12.3 Sport et discopathie : feu vert ou carton rouge ?
Vert pour la marche, le dos crawlé, le vélo, le Pilates soft. Rouge provisoire pour les chocs, les contacts, le squat lourd sans encadrement.
13. Combien de temps d’arrêt ? Le condensé
• Crise aiguë simple : 3-7 jours au bureau, jusqu’à 3 semaines si métier physique.
• Discopathie dégénérative + sciatique ou douleurs chroniques : souvent 15-30 jours, parfois par épisodes.
• Après chirurgie : 4-12 semaines suivant le geste et l’effort au travail.
Tout se joue sur le métier, la forme physique, les comorbidités et l’ergonomie. Mélangez soins, kiné active, adaptation du poste et hygiène de vie : c’est le cocktail le plus sûr pour raccourcir l’arrêt… et surtout éviter la rechute.

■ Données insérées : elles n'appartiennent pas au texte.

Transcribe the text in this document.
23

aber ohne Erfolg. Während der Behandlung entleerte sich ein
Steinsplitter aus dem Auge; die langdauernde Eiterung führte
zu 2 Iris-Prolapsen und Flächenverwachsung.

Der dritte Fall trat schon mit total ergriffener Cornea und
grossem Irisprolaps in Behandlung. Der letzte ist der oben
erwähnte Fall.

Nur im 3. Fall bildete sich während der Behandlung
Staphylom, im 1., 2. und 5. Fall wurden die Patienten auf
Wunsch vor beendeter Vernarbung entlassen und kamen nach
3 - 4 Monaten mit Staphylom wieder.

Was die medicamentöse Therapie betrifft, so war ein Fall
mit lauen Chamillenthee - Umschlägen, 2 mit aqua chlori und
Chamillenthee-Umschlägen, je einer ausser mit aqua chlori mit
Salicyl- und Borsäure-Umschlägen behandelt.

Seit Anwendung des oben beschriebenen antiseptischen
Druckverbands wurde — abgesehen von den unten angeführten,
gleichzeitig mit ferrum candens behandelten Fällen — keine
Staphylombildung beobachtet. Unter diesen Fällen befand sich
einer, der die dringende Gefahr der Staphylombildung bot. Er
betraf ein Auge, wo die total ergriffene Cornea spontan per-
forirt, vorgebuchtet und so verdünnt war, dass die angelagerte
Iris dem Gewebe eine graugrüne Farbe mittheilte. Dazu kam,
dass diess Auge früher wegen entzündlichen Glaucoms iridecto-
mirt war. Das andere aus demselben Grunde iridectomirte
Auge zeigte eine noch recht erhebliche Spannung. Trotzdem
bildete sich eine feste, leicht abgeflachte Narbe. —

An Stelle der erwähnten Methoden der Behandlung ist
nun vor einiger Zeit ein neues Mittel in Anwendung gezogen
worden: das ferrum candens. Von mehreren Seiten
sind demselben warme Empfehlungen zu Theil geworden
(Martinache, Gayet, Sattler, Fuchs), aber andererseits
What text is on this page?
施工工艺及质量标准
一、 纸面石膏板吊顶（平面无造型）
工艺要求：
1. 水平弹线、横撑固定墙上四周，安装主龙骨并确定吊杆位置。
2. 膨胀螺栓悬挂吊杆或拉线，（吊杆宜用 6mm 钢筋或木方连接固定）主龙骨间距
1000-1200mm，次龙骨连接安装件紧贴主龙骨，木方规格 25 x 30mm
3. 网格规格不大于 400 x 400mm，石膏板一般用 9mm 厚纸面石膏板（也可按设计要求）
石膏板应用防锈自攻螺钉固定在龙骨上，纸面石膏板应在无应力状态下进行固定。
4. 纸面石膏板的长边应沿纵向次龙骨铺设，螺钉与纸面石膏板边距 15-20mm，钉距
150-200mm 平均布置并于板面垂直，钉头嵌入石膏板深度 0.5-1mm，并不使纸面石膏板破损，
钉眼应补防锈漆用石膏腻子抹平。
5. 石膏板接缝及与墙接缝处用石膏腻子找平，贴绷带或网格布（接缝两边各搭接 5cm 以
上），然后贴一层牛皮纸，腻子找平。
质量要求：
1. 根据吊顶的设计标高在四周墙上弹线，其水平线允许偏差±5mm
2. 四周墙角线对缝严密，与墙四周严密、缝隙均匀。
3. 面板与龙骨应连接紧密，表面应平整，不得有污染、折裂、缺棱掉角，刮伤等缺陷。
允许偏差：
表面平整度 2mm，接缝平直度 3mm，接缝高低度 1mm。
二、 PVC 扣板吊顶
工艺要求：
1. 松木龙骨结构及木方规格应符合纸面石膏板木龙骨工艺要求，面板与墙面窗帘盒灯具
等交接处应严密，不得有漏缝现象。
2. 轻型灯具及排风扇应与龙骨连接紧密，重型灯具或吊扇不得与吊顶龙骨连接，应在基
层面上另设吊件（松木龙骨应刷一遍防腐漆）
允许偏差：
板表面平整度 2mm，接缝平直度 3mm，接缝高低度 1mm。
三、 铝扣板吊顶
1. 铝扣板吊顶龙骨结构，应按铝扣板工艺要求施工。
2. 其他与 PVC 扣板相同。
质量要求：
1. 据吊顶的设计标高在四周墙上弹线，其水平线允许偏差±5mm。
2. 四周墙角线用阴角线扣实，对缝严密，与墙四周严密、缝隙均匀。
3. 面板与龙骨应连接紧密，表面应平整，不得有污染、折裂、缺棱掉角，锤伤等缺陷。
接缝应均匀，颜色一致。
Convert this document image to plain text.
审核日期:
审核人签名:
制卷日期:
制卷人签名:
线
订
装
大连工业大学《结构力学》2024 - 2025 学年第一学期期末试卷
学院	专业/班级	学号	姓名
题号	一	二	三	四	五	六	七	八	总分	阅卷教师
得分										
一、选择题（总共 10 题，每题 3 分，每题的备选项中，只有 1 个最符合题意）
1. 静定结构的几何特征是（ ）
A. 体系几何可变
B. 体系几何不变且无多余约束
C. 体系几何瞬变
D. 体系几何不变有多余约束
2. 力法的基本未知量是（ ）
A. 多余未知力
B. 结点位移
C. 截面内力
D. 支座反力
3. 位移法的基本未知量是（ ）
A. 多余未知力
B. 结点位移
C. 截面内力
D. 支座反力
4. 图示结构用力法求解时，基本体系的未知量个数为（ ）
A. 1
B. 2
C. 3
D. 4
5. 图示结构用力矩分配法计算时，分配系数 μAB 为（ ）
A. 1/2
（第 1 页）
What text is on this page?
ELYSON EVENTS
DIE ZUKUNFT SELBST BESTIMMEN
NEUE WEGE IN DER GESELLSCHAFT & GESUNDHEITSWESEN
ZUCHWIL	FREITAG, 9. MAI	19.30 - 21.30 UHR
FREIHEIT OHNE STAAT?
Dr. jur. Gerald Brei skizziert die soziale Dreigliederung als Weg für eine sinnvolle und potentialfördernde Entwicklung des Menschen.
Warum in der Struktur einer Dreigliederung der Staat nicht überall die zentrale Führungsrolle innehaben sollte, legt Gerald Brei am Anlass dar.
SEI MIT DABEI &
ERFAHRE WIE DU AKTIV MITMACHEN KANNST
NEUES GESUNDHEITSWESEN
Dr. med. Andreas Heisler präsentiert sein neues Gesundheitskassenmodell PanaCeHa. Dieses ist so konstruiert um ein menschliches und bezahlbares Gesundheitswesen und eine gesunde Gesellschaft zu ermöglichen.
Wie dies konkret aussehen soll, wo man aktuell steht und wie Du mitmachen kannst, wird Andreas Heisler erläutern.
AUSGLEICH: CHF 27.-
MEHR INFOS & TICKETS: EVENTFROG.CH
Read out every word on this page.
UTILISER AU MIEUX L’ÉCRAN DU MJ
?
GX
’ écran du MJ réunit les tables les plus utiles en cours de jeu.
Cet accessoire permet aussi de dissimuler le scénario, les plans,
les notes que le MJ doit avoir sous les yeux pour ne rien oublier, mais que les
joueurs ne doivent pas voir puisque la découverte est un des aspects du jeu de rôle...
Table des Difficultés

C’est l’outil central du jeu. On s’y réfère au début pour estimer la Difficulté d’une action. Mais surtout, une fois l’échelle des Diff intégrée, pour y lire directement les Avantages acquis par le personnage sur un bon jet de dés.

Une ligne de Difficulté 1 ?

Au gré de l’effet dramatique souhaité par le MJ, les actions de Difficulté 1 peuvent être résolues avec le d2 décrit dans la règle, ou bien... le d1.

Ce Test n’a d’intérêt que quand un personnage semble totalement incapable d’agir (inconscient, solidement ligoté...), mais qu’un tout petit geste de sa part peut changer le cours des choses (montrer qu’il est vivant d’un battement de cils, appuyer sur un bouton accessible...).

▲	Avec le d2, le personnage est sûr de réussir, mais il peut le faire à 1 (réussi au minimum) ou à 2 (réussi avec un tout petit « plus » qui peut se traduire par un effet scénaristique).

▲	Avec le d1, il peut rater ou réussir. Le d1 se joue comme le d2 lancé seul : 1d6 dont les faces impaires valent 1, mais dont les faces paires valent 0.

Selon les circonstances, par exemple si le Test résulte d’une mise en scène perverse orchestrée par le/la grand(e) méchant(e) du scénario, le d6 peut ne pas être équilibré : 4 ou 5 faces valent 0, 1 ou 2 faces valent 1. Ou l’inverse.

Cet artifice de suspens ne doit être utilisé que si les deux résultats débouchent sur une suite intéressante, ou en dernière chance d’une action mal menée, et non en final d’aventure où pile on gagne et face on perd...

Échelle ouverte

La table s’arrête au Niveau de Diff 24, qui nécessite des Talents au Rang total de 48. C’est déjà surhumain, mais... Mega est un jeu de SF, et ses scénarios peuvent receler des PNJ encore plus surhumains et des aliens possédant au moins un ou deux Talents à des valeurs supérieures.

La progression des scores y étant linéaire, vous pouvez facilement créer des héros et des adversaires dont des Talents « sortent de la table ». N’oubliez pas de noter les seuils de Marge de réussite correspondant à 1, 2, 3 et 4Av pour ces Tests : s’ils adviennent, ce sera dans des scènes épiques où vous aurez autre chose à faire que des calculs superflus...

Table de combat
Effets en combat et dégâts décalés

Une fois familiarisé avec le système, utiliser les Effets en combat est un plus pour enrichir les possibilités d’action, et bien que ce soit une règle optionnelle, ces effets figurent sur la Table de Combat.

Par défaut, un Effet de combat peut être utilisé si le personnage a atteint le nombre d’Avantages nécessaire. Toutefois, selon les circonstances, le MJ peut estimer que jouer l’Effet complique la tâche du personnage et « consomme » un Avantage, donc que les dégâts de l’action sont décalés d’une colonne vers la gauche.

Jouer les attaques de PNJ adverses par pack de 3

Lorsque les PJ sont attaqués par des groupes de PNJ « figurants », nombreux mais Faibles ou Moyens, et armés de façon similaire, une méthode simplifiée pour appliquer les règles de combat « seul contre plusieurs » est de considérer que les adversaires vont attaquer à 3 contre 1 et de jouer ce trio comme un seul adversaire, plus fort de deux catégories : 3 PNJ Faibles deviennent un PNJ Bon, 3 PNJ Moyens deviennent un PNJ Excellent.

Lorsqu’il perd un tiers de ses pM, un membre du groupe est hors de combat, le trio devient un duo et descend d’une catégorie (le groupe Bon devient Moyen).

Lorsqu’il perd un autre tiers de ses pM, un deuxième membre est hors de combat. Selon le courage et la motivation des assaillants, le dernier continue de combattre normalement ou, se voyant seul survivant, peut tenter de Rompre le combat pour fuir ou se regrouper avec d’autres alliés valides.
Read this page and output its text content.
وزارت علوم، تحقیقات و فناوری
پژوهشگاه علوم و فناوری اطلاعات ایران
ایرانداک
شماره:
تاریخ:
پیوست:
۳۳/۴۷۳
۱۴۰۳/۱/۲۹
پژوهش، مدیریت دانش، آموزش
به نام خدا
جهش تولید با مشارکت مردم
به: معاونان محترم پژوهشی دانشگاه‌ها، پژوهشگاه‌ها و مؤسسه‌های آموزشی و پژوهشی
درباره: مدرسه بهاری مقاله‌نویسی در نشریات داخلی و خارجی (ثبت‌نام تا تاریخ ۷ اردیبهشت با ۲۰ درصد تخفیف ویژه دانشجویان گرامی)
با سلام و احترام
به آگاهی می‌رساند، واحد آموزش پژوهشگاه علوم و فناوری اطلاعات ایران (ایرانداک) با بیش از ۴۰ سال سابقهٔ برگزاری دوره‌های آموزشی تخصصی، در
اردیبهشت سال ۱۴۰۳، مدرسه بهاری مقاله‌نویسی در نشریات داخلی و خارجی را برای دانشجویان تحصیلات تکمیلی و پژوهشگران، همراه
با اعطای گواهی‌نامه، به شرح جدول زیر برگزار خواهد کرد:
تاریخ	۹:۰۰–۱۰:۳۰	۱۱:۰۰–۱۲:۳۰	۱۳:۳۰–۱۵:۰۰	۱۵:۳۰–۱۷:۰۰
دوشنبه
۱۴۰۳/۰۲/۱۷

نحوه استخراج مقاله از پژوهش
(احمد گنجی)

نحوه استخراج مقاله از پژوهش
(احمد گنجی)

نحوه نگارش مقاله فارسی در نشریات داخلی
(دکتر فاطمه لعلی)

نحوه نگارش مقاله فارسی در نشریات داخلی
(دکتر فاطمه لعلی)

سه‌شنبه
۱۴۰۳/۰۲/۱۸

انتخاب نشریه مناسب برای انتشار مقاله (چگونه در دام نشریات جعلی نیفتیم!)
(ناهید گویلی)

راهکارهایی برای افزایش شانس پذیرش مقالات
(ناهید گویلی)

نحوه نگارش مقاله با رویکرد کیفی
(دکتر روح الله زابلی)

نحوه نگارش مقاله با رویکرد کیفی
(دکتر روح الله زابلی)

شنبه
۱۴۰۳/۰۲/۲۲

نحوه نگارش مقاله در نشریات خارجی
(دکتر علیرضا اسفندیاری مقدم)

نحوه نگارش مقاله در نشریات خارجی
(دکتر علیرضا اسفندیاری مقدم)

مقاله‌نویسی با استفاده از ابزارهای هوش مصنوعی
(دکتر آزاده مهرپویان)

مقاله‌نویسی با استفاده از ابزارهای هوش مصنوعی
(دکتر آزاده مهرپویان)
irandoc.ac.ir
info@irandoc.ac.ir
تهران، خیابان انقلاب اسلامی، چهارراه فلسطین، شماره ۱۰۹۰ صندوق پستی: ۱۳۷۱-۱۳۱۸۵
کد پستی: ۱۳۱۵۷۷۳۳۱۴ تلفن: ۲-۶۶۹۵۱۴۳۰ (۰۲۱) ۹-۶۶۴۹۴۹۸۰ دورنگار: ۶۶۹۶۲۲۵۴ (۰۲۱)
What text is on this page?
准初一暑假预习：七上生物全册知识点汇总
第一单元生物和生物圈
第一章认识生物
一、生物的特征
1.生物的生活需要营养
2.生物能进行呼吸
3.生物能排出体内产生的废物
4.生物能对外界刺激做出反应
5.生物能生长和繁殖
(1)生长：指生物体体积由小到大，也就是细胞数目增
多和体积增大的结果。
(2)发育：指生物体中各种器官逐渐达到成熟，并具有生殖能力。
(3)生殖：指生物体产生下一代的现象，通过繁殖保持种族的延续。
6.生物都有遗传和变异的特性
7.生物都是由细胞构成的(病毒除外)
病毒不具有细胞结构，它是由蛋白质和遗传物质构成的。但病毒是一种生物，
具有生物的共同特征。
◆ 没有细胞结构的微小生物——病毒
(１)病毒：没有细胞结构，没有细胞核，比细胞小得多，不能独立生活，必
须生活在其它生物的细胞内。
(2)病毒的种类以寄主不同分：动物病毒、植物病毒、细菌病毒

N’hésitez pas à discuter ouvertement avec votre médecin de vos contraintes, de vos objectifs et, oui, de vos craintes : c’est la condition pour un arrêt taillé sur mesure et un retour au boulot, le dos soulagé et l’esprit plus léger.
Questions fréquentes sur la durée d’arrêt pour une discopathie lombaire
Est-il possible de travailler avec une discopathie lombaire ?
Oui, il est possible de travailler avec une discopathie lombaire, mais cela dépend de la gravité des symptômes et du type de métier. Des ajustements comme un poste aménagé ou un temps partiel thérapeutique peuvent être nécessaires pour éviter d’aggraver les douleurs.
Combien de temps dure généralement l’arrêt maladie pour une discopathie dégénérative ?
La durée d’arrêt maladie pour une discopathie dégénérative varie entre quelques jours et plusieurs semaines, selon la gravité des douleurs, la présence de complications (comme une sciatique) et le type de traitement mis en place.
Combien de temps dure un arrêt de travail pour douleurs lombaires ?
Un arrêt de travail pour douleurs lombaires peut durer de 3 à 10 jours en moyenne, mais il peut être prolongé si les douleurs sont sévères ou si des complications comme une hernie discale sont présentes.
Combien de temps dure une crise de discopathie dégénérative ?
Une crise de discopathie dégénérative peut durer de quelques jours à plusieurs semaines. La durée dépend de la prise en charge, des traitements administrés et de la gravité des lésions.
Quels traitements peuvent réduire la durée d’arrêt pour une discopathie lombaire ?
Des traitements comme les antalgiques, les anti-inflammatoires, les infiltrations, la kinésithérapie et l’apprentissage de postures adaptées peuvent réduire la durée d’arrêt en soulageant rapidement les douleurs et en prévenant les rechutes.
Comment éviter les arrêts prolongés pour une discopathie lombaire ?
Pour éviter les arrêts prolongés, il est essentiel de consulter rapidement, de suivre les traitements prescrits, d’adopter des postures protectrices et de renforcer le dos par des exercices adaptés. Un poste aménagé peut également aider.